De Afdeling heeft de zaak ter zitting behandeld op 23 maart 2018, waar [appellant], bijgestaan door mr. J. van Groningen, advocaat te Middelharnis, en het college, vertegenwoordigd door mr. H.J.W. Leenen, vergezeld door ir. A.J.J. van Roestel, zijn verschenen.
Overwegingen
Inleiding
1. [appellant] is toegelaten tot deelname aan de Beleidsregeling Verplaatsing Intensieve Veehouderijen 2005 (hierna: de Beleidsregeling) van het college. De Beleidsregeling heeft ten doel intensieve veehouderijen in kwetsbare gebieden te beëindigen door verplaatsing naar een geschikte locatie in niet kwetsbaar gebied te subsidiëren. Tussen [appellant] en het college is een geschil gerezen over de uiterste datum waarvóór [appellant] dient te voldoen aan de subsidievoorwaarden.

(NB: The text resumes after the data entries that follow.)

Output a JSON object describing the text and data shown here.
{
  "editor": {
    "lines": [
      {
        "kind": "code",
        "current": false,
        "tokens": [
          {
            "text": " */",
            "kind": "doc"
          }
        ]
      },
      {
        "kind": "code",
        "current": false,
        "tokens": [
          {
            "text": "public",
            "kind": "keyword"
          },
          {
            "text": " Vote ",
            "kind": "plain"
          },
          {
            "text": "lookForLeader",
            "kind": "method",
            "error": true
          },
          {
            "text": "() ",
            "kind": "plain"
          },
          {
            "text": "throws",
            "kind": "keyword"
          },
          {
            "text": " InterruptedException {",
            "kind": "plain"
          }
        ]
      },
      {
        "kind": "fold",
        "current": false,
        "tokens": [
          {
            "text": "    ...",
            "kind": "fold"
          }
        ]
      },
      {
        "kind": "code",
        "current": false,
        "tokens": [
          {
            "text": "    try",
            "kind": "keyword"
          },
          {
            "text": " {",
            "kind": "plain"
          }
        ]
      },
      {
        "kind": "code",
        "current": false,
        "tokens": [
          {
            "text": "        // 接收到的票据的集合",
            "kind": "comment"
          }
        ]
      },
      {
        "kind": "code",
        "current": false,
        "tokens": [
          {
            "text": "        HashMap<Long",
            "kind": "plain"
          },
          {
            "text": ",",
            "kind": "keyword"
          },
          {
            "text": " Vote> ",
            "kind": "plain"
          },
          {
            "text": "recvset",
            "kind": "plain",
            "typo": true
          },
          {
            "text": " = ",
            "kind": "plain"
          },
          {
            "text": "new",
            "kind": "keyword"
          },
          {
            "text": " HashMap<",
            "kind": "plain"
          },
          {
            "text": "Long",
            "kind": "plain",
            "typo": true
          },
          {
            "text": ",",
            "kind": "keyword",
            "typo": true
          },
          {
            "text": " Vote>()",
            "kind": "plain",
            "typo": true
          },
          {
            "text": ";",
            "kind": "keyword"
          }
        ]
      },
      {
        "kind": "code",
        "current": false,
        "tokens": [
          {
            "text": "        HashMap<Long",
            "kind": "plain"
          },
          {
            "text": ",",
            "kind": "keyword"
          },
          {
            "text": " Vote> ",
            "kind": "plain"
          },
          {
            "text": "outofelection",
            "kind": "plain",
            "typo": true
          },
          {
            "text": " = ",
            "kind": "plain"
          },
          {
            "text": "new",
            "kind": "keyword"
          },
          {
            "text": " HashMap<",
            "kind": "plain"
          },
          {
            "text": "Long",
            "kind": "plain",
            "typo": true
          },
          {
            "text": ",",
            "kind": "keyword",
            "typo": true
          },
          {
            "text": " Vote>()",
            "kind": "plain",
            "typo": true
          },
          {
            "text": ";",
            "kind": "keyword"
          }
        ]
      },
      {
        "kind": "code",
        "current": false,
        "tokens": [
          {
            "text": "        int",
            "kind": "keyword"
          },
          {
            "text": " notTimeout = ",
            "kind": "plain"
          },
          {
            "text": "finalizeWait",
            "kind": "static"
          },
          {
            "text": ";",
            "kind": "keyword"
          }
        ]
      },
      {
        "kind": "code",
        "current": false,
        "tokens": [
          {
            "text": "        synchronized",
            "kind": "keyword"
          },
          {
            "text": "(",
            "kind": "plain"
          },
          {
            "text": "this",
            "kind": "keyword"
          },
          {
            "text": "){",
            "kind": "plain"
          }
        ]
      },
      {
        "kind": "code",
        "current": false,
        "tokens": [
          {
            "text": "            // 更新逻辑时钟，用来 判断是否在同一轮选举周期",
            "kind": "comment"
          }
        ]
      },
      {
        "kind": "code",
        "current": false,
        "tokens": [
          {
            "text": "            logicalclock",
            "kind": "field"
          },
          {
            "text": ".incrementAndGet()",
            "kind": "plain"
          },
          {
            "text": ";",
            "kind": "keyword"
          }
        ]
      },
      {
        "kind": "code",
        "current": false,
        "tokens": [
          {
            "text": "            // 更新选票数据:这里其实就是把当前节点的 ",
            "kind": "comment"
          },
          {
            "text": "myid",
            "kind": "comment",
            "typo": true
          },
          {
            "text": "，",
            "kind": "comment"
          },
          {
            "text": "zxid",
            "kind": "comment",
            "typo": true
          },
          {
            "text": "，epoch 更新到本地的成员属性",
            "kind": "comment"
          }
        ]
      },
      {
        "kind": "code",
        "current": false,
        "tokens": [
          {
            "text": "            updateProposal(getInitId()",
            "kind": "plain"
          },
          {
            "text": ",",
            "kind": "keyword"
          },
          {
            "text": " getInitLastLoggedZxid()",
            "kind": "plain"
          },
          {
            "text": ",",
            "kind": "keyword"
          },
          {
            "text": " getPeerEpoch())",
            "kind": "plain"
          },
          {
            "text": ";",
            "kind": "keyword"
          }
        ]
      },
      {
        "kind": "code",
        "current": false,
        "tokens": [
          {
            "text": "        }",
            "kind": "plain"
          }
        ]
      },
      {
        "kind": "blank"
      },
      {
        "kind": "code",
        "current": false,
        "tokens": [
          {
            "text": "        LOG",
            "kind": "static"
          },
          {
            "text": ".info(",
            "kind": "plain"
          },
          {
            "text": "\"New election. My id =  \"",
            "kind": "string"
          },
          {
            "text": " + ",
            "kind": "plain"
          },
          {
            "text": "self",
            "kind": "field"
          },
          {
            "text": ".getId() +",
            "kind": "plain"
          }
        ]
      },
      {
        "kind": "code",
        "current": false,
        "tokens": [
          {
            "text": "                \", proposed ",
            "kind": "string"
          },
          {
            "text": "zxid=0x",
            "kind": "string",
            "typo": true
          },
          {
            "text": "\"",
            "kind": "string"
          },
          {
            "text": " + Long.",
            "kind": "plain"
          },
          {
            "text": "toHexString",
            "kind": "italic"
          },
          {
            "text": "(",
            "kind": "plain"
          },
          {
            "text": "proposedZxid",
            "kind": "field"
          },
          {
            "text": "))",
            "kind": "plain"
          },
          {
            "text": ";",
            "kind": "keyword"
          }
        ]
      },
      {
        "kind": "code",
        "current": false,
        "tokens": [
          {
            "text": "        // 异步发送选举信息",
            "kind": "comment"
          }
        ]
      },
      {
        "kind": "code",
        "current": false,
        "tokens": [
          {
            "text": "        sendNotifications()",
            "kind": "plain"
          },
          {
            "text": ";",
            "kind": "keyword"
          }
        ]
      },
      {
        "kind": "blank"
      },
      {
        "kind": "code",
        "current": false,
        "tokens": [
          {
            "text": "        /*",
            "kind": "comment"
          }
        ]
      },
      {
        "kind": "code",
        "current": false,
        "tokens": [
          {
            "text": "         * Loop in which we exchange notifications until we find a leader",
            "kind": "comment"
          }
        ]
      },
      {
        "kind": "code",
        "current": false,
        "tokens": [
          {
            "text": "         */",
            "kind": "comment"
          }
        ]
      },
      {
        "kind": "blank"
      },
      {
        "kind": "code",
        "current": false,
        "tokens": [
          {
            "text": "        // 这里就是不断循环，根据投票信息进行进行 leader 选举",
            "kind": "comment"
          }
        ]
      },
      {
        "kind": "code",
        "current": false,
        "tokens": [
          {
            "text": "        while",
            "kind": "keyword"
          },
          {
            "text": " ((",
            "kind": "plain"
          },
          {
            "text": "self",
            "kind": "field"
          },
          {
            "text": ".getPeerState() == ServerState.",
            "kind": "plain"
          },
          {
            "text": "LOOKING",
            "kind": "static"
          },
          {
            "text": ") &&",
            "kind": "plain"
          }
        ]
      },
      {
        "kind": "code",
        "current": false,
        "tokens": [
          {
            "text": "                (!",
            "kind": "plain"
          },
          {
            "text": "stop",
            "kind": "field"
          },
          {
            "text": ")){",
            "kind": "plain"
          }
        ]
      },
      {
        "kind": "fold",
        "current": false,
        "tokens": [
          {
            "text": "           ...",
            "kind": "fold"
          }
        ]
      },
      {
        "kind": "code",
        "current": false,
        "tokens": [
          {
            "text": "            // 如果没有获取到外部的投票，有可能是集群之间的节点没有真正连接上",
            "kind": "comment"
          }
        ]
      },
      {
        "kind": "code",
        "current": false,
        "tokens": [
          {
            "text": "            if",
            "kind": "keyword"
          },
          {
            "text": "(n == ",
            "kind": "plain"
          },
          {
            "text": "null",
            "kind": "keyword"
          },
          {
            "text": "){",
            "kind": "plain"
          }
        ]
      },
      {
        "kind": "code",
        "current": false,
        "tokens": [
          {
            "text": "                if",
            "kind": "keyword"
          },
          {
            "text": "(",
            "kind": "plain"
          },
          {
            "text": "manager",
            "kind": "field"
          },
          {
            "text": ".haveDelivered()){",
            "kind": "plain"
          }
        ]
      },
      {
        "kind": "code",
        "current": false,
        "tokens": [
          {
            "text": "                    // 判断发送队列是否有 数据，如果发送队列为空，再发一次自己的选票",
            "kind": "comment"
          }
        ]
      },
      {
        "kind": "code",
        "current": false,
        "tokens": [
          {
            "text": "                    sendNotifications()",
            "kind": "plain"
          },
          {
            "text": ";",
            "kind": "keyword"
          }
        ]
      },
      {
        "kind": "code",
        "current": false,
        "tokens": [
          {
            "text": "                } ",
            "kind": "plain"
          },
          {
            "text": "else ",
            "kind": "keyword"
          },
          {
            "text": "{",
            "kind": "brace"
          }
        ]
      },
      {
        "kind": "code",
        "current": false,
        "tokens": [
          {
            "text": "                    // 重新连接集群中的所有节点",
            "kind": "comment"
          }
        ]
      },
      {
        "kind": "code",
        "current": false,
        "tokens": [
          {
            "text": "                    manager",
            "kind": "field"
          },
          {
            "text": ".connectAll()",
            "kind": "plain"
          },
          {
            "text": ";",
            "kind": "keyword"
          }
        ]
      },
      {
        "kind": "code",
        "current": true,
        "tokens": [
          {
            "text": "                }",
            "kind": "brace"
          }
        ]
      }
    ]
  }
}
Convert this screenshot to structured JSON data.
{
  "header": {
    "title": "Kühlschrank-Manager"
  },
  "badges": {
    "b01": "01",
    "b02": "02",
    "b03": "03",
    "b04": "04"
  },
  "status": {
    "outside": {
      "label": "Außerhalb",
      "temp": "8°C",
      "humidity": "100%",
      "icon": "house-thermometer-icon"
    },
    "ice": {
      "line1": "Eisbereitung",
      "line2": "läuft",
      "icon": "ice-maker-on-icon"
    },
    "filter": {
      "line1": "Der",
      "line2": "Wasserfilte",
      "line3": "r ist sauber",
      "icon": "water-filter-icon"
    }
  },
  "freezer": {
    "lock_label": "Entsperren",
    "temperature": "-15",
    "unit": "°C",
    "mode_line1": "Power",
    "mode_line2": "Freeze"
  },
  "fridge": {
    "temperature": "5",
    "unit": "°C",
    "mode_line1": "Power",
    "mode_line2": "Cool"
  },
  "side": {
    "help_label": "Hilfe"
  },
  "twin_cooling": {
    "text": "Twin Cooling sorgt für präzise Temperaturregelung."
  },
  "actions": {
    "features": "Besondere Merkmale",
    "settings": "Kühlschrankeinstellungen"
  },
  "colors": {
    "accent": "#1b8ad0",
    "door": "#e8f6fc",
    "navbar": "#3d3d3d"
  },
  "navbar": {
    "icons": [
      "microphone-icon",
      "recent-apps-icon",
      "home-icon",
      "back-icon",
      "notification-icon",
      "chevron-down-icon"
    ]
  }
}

2. [appellant] heeft het college in 2009 te kennen gegeven zijn bedrijf te willen verplaatsen naar de locatie De Hoef te Hulsel. Bij brief van 26 juni 2009 heeft het college deze locatie aangemerkt als een duurzame inplaatsingslocatie. Op 4 november 2010 heeft [appellant] de eigendom van de grond en de daarop staande bedrijfsgebouwen van zijn oude locatie overgedragen aan de provincie. Bij een afzonderlijke overeenkomst is het voortgezet gebruik door [appellant] van de oude locatie tussen partijen vastgelegd. Op grond van de toen geldende Beleidsregeling diende de afronding voor 1 januari 2013 te hebben plaatsgevonden. Bij opvolgende regelingen is deze termijn verlengd. [appellant] heeft zijn bedrijfsbebouwing op de oude locatie inmiddels gesloopt.
3. Met de in geding zijnde besluitvorming heeft het college de geldende einddatum van 31 december 2015 voor [appellant] gehandhaafd. Dit is de uiterste einddatum omdat de uitvoeringstermijn van de Beleidsregeling waarin de subsidie is geregeld, na die datum verstrijkt. Van bijzondere omstandigheden om van deze termijn af te wijken is volgens het college geen sprake.
4. [appellant] kan zich niet met de weigering verder uitstel te verlenen verenigen, omdat ten tijde van de bestreden besluitvorming op voorhand vaststond dat de verplaatsing niet voor afloop van de gestelde termijn kon zijn voltooid. De raad van de gemeente Reusel-De Mierden (hierna: de raad) weigerde volgens [appellant] medewerking om de verhuizing naar De Hoef planologisch te faciliteren, waartegen een procedure bij de Afdeling liep.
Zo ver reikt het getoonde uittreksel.